America Says: Go Gently on Porn Pirate

So another case has come along to illustrate the excesses of the US system of statutory penalties for copyright infringement–here, a $1.5 million judgement against a guy for sharing 10 porn films on BitTorrent.   Previous infringement cases suggest that there will be ample room to bat this around on appeal.  The $1.5 million penalty may not stick.  But what a waste of time and money that will be.  What if we could start with a rationale outcome?

Fortunately, we can rely on the wisdom of the American people to lead the way.  In addition to the legal reasons for treating such penalties as excessive and disproportionate, we can, for our part, throw in popular opinion.  As we noted a couple posts ago, penalties for infringement attract only 51% support among adults (in our recent survey of 2303 Americans).  Nearly all of this group supports the use of fines for infringement.  Another 7% will consider the circumstances.  So let’s look at fines.

 

It’s worth noting that this chart refers to downloading not uploading.  This is a mostly meaningless distinction for BitTorrent users, where downloading and uploading happens simultaneously, but it’s relevant in other contexts and still plays a role in organizing public opinion.  For reasons that remain unclear but which may include Fishers role in ‘seeding’ the files on the network and failing to appear in court, the judge opted for the statutory maximum of $150,000 per infringement.

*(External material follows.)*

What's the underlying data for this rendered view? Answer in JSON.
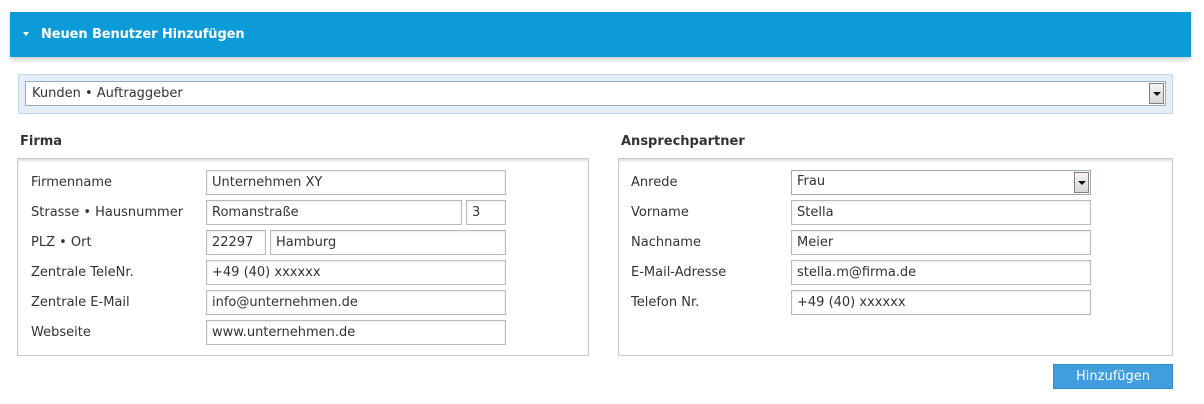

Is this reasonable?  Americans overwhelmingly say no: fines of this magnitude are supported by less than 2% of those who support penalties, or less than 1% of the adult population overall.

Do you wonder what public opinion says about penalties for downloading a song, rather than a movie?  Most people draw a distinction and the proposed fines are lower:

It’s worth noting that mega-judgements like that against Fisher are very rare and generally recognized as hopelessly inefficient by industry.  The porn industry is among the last of the major content groups to engage in this type of civil enforcement against consumers.  Overall, the trend is toward cheaper, automated, mass enforcement–capable of sweeping in many more people and processing more low-level fines without all the expense of due process in the courts.  This is, broadly speaking, the HADOPI model in France and the much less scrupulous mass-settlement business models of a number of US and European law firms.  It will soon be the ‘six-strikes’ model in the US.  This is the shift to what we might call modern enforcement.  To borrow from and abuse one of my formative texts: from authority asserted through crushing ‘spectacular’ punishment to one asserted through mass surveillance and ‘corrective’ punishment.

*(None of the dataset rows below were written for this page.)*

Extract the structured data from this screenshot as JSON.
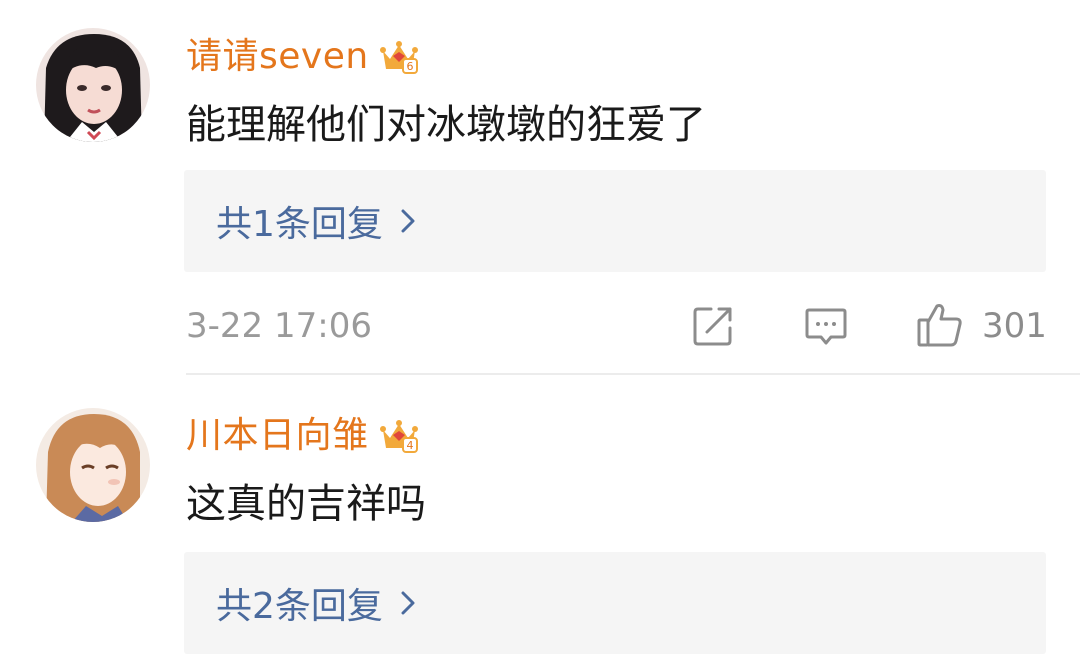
{
  "comments": [
    {
      "username": "请请seven",
      "avatar_icon": "avatar-portrait-dark-hair",
      "badge_icon": "vip-crown-badge",
      "badge_level": "6",
      "text": "能理解他们对冰墩墩的狂爱了",
      "reply_label": "共1条回复",
      "timestamp": "3-22 17:06",
      "likes": "301"
    },
    {
      "username": "川本日向雏",
      "avatar_icon": "avatar-portrait-light-hair",
      "badge_icon": "vip-crown-badge",
      "badge_level": "4",
      "text": "这真的吉祥吗",
      "reply_label": "共2条回复"
    }
  ],
  "colors": {
    "username": "#e4761c",
    "reply_link": "#4a6a9d",
    "reply_bg": "#f5f5f5",
    "meta_gray": "#9a9a9a",
    "crown_gold": "#f2a93b"
  }
}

We’ve alluded before to the disagreements about whether such strategies will ‘work’ and what the criteria of ‘working’ would look like.  Let’s ask a different but related question?  What are the conditions of legitimacy of such a system?

Well, proportionality is one.  Our study shows bare majority support for warnings and modest fines.  The French HADOPI system, in sanctioning its first alleged infringer, issued a 150 euro fine.  Stronger penalties, our data suggests, are very unpopular.

Trust and due process are another.  Annemarie Bridy has provided a very detailed look at the ways the US six-strikes model measures up on a range of these concerns–from fairness to transparency.  Our data suggests that public opinion is pretty clear about the gold standard in these matters: the courts, not private stakeholders.

What does this mean?  In our view, it means that–as a private deal between ISPs and content providers–the US six-strikes enforcement model begins with a  legitimacy deficit.  This isn’t unprecedented, but as a new institution with a potentially intrusive role in the lives of Internet users, it probably means that it has little room to screw up.  The proposed $35 fee to challenge an accusation of infringement–at one level a reasonable sounding effort to discourage frivolous challenges–seems designed to test public views of the fairness of the process.

As we have said before, the underlying problem is that mass enforcement and due process are very hard to reconcile.  Online surveillance is cheap, but due process is expensive.  It doesn’t scale easily.  Many types of enforcement confront this dilemma.  Enforcement institutions can manage it if they have a reasonably high degree of legitimacy, if they are enforcing widely-accepted norms, and if they provide opportunities for impartial adjudication.  Think the police and traffic violations.  In IP law, think ‘commercial-scale piracy.’  Untrusted private actors, taking large-scale action in defense of crumbling norms, will face a tougher battle.